If you work for an established company or have thousands of options to exercise, the cost to exercise your options and own the shares can be expensive. For example, say your company issues you 1,000 options with an exercise price of £5 per share, you’d have to pay £5,000 to own the shares.
Of course, the shares might be worth a lot more than £5 when you exercise your options, but not everyone has the funds to cover the initial exercise price.
However, when a company issues EMI options over a growth share class, the exercise price becomes significantly lower as growth shares are always issued at nominal value (the face value of a share, as determined by how the company’s capital is denominated) or close to. This can be anything from £1 - £0.00001.
Growth shares are essentially worthless upon issue as they have a ‘hurdle rate’ attached to them, which is the value in which the recipient starts to benefit from the shares.
For example, Jane has received 1,000 EMI options that use a growth share class. At the time, the company is valued at £5 per share, but Jane’s growth shares are issued at £0.01 with a hurdle rate of £6.
Exercising these options is a fraction of the cost compared to ordinary shares, but the first £6 of the shares is reserved for ordinary shareholders.

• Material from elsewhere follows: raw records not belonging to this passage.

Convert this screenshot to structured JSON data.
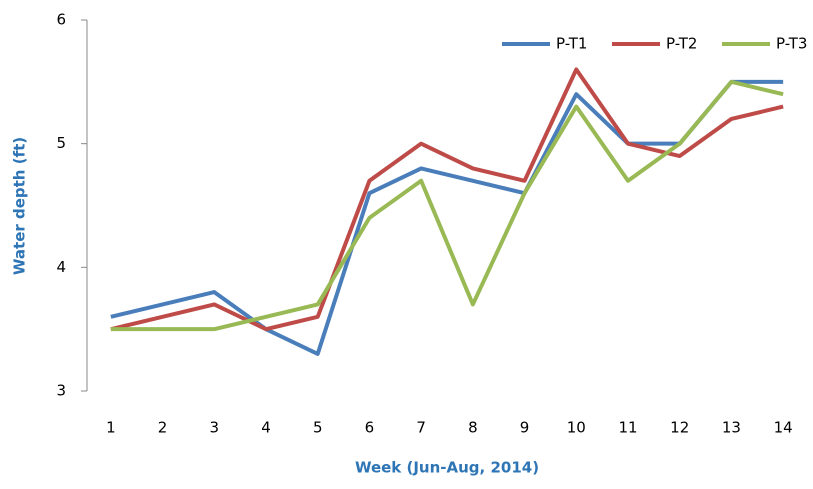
{
  "chart_data": {
    "type": "line",
    "y_label": "Water depth (ft)",
    "x_label": "Week (Jun-Aug, 2014)",
    "categories": [
      1,
      2,
      3,
      4,
      5,
      6,
      7,
      8,
      9,
      10,
      11,
      12,
      13,
      14
    ],
    "series": [
      {
        "name": "P-T1",
        "color": "#4a7ebb",
        "values": [
          3.6,
          3.7,
          3.8,
          3.5,
          3.3,
          4.6,
          4.8,
          4.7,
          4.6,
          5.4,
          5.0,
          5.0,
          5.5,
          5.5
        ]
      },
      {
        "name": "P-T2",
        "color": "#be4b48",
        "values": [
          3.5,
          3.6,
          3.7,
          3.5,
          3.6,
          4.7,
          5.0,
          4.8,
          4.7,
          5.6,
          5.0,
          4.9,
          5.2,
          5.3
        ]
      },
      {
        "name": "P-T3",
        "color": "#98b954",
        "values": [
          3.5,
          3.5,
          3.5,
          3.6,
          3.7,
          4.4,
          4.7,
          3.7,
          4.6,
          5.3,
          4.7,
          5.0,
          5.5,
          5.4
        ]
      }
    ],
    "ylim": [
      3,
      6
    ],
    "yticks": [
      3,
      4,
      5,
      6
    ],
    "grid": false,
    "legend": "top-right"
  }
}
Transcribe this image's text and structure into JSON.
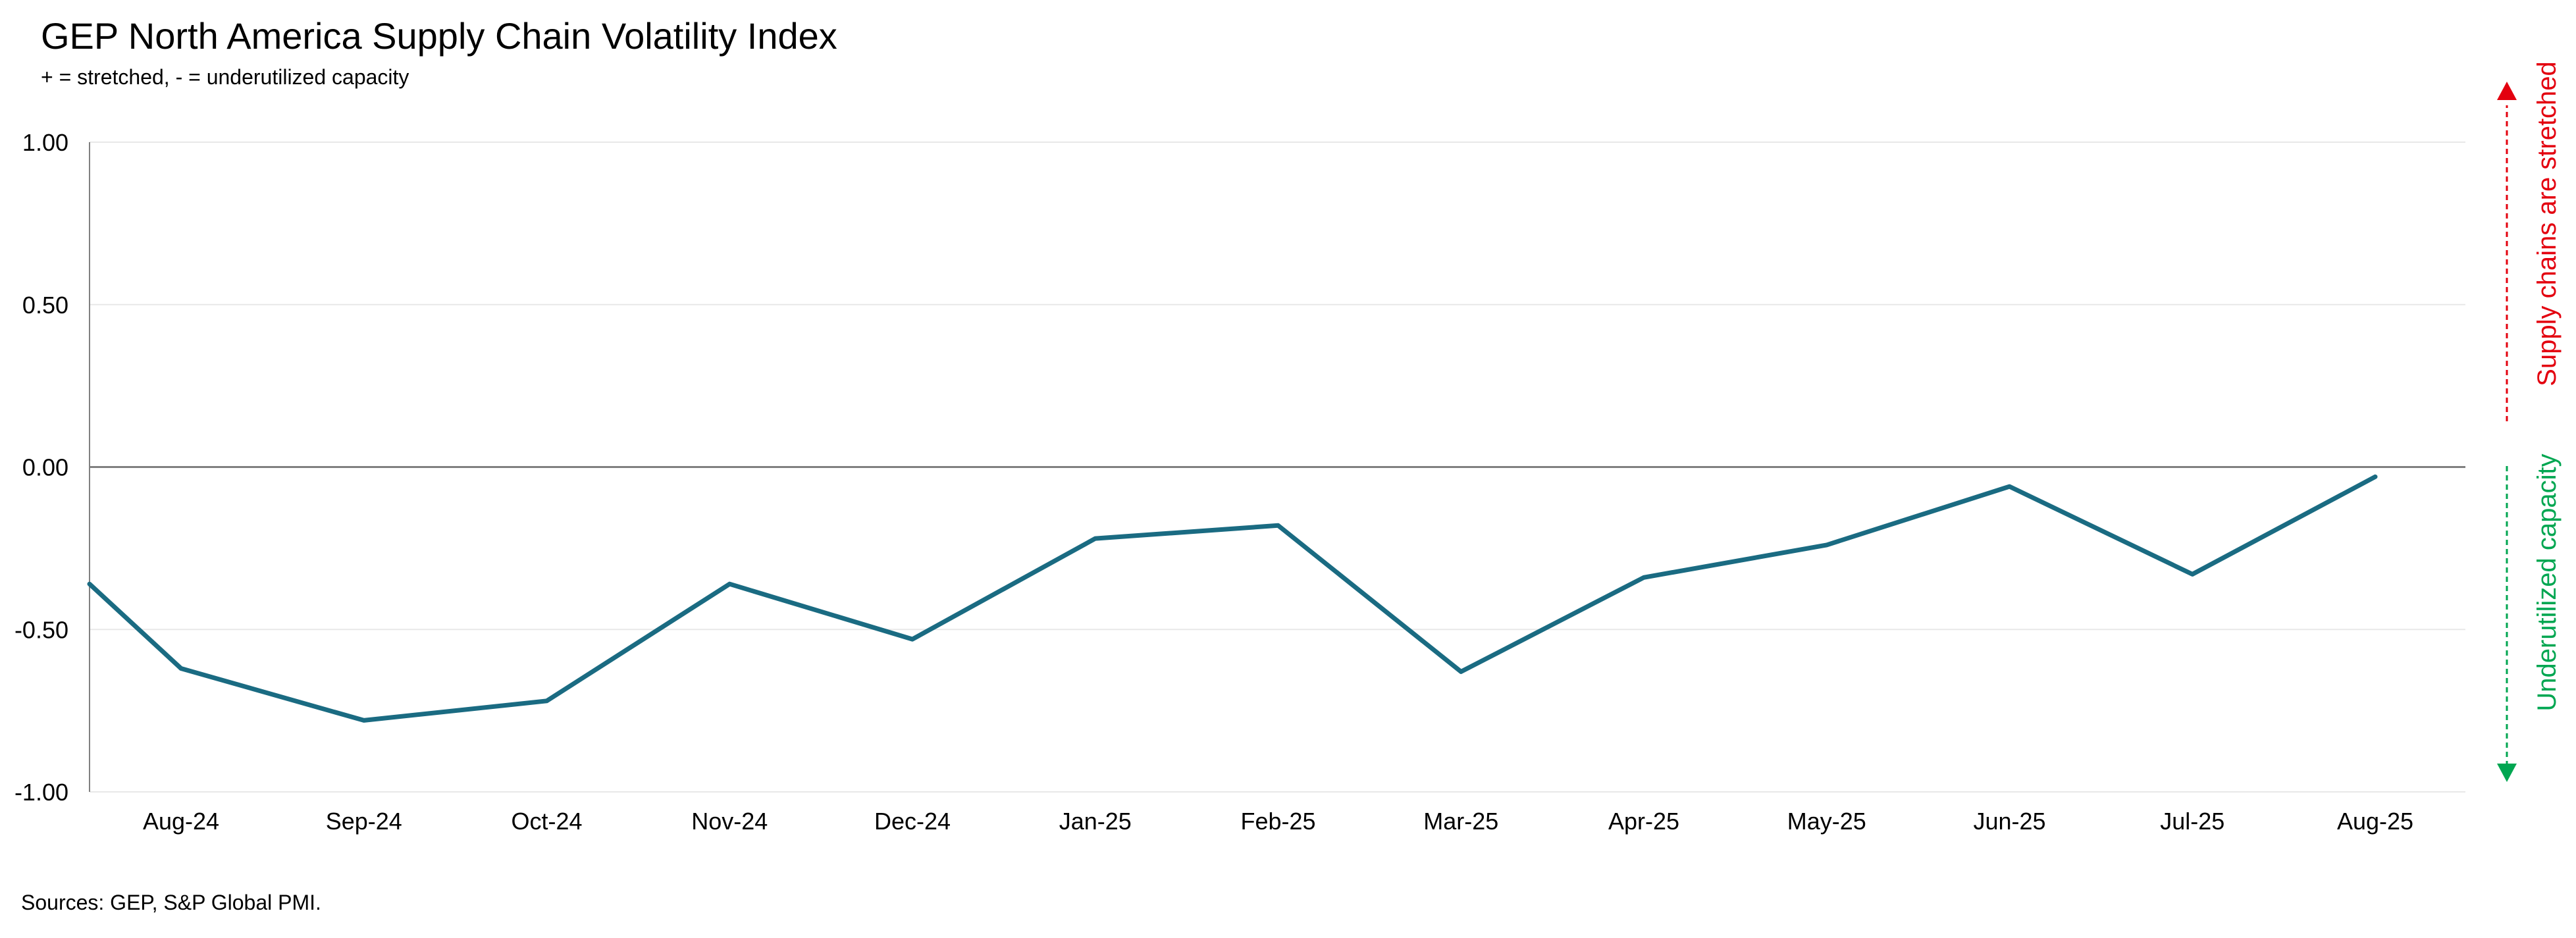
{
  "chart_data": {
    "type": "line",
    "title": "GEP North America Supply Chain Volatility Index",
    "subtitle": "+ = stretched, - = underutilized capacity",
    "source": "Sources: GEP, S&P Global PMI.",
    "categories": [
      "Aug-24",
      "Sep-24",
      "Oct-24",
      "Nov-24",
      "Dec-24",
      "Jan-25",
      "Feb-25",
      "Mar-25",
      "Apr-25",
      "May-25",
      "Jun-25",
      "Jul-25",
      "Aug-25"
    ],
    "y_ticks": [
      "1.00",
      "0.50",
      "0.00",
      "-0.50",
      "-1.00"
    ],
    "ylim": [
      -1.0,
      1.0
    ],
    "series": [
      {
        "start_value": -0.36,
        "values": [
          -0.62,
          -0.78,
          -0.72,
          -0.36,
          -0.53,
          -0.22,
          -0.18,
          -0.63,
          -0.34,
          -0.24,
          -0.06,
          -0.33,
          -0.03
        ],
        "color": "#1a6b82"
      }
    ],
    "annotations": {
      "up": {
        "text": "Supply chains are stretched",
        "color": "#e3000f"
      },
      "down": {
        "text": "Underutilized capacity",
        "color": "#00a651"
      }
    },
    "grid": true,
    "zero_line_color": "#808080"
  }
}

So when Jane eventually sells her shares, she will benefit from the share price at the time of sale minus the hurdle rate.
Why do companies set hurdles?
Hurdles protect existing shareholders from dilution when new shares are issued. They also ensure new shareholders don’t benefit from the work of the people before them.
Continuing from the example above, if a new employee had the same hurdle of £6 when the shares are now worth £10, it wouldn’t be fair to you if they profit from the work you’ve done to grow the company to £10 per share. Instead, their hurdle will be higher to reflect the value they add to the company from that point onwards.